At lower magnifications, TEM image contrast is due to differential absorption of electrons by the material due to differences in composition or thickness of the material. At higher magnifications, complex wave interactions modulate the intensity of the image, requiring expert analysis of observed images. Alternate modes of use allow for the TEM to observe modulations in chemical identity, crystal orientation, electronic structure and sample induced electron phase shift as well as the regular absorption-based imaging.
The highest-magnification image ever was recently obtained using a transmission electron microscope. The image reveals the atoms in a two-dimensional self-supporting sheet of a semiconductor, and has a resolution of 0.39 ångströms; for comparison, most atoms are about 2–4 Å in diameter. The technique might eventually allow 2D materials to be examined with unprecedented precision, providing insight into this burgeoning class of useful compounds. It might also lead to the development of a method that can image individual atoms in 3D objects.
Transmission electron microscope (TEM), is a type of electron microscope that has three essential systems:
- an electron gun, which produces the electron beam, and the condenser system, which focuses the beam onto the object
- the image-producing system, consisting of the objective lens, movable specimen stage, and intermediate and projector lenses, which focus the electrons passing through the specimen to form a real, highly magnified image
- the image-recording system, which converts the electron image into some form perceptible to the human eye. The image-recording system usually consists of a fluorescent screen for viewing and focusing the image and a digital camera for permanent records. In addition, a vacuum system, consisting of pumps and their associated gauges and valves, and power supplies are required.

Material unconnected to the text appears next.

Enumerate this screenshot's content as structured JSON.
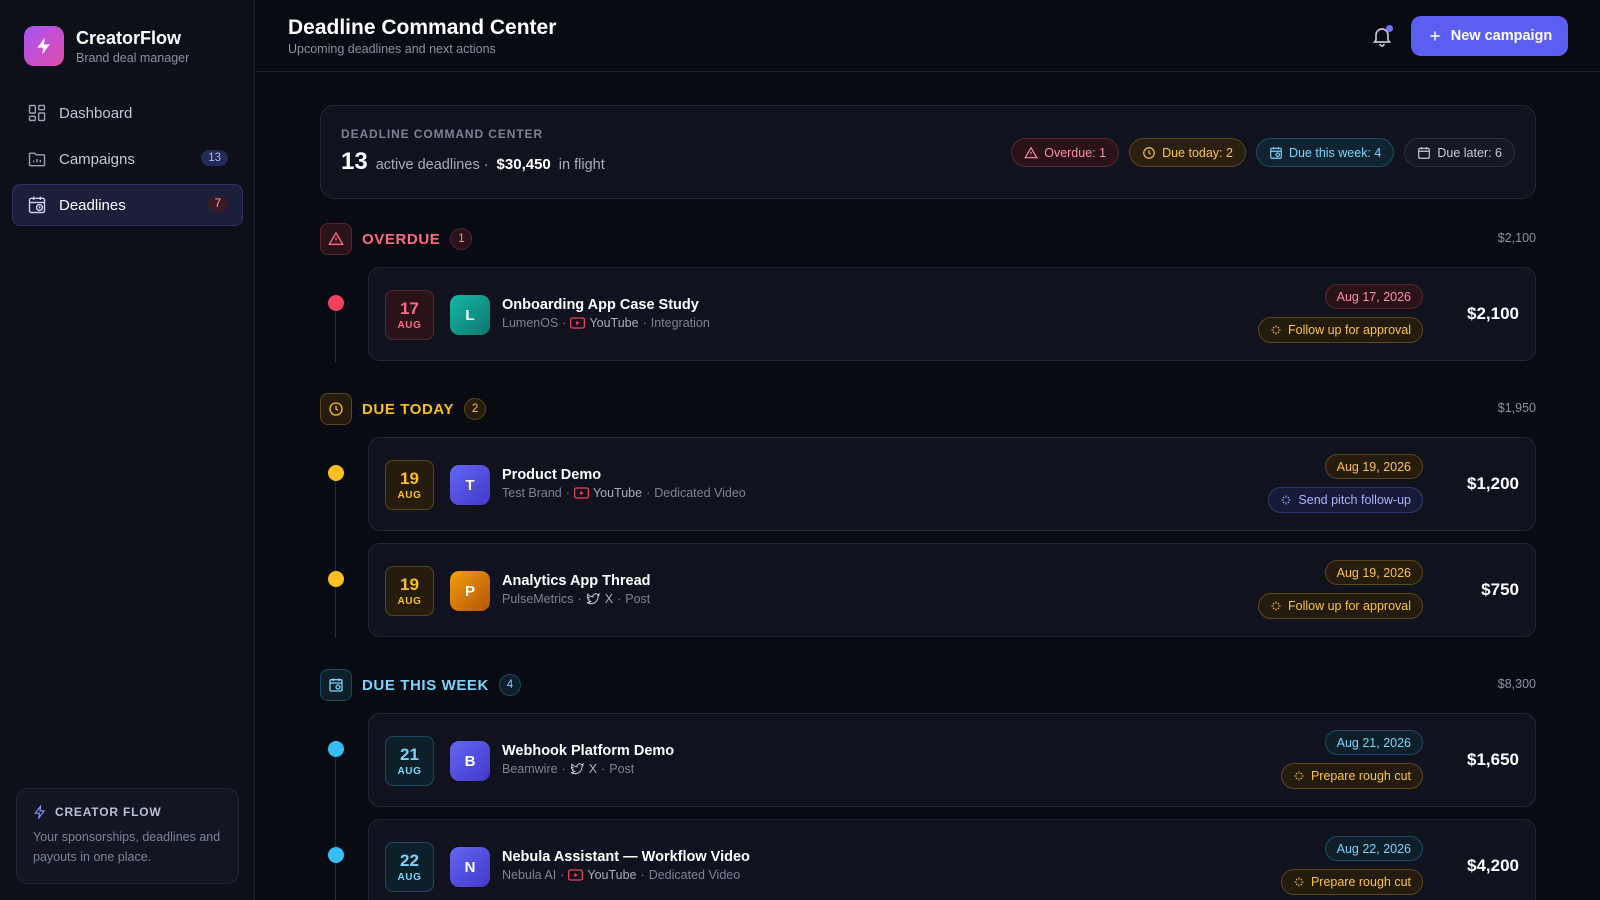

To generate the image, a method called ptychography in which radiation — in this case, electrons — is passed through a specimen to produce many 2D diffraction patterns. The basic principle of the technique was proposed almost 50 years ago by the physicist Walter Hoppe, who reasoned that there should be enough information in the diffraction data to work backwards to produce an image of the diffracting object. However, it was many years before computer algorithms were developed that could do this reverse calculation easily and reliably. The pictures produced by ptychographic methods are generated using a computer from a vast amount of indirect scattering data.
Perhaps the take-home message of this work is not so much the record resolution, or its applications to 2D materials, but the fact that it will provide a way of precisely imaging the 3D bonding of every individual atom in a solid volume of matter, while using a minimal flux of damaging electrons.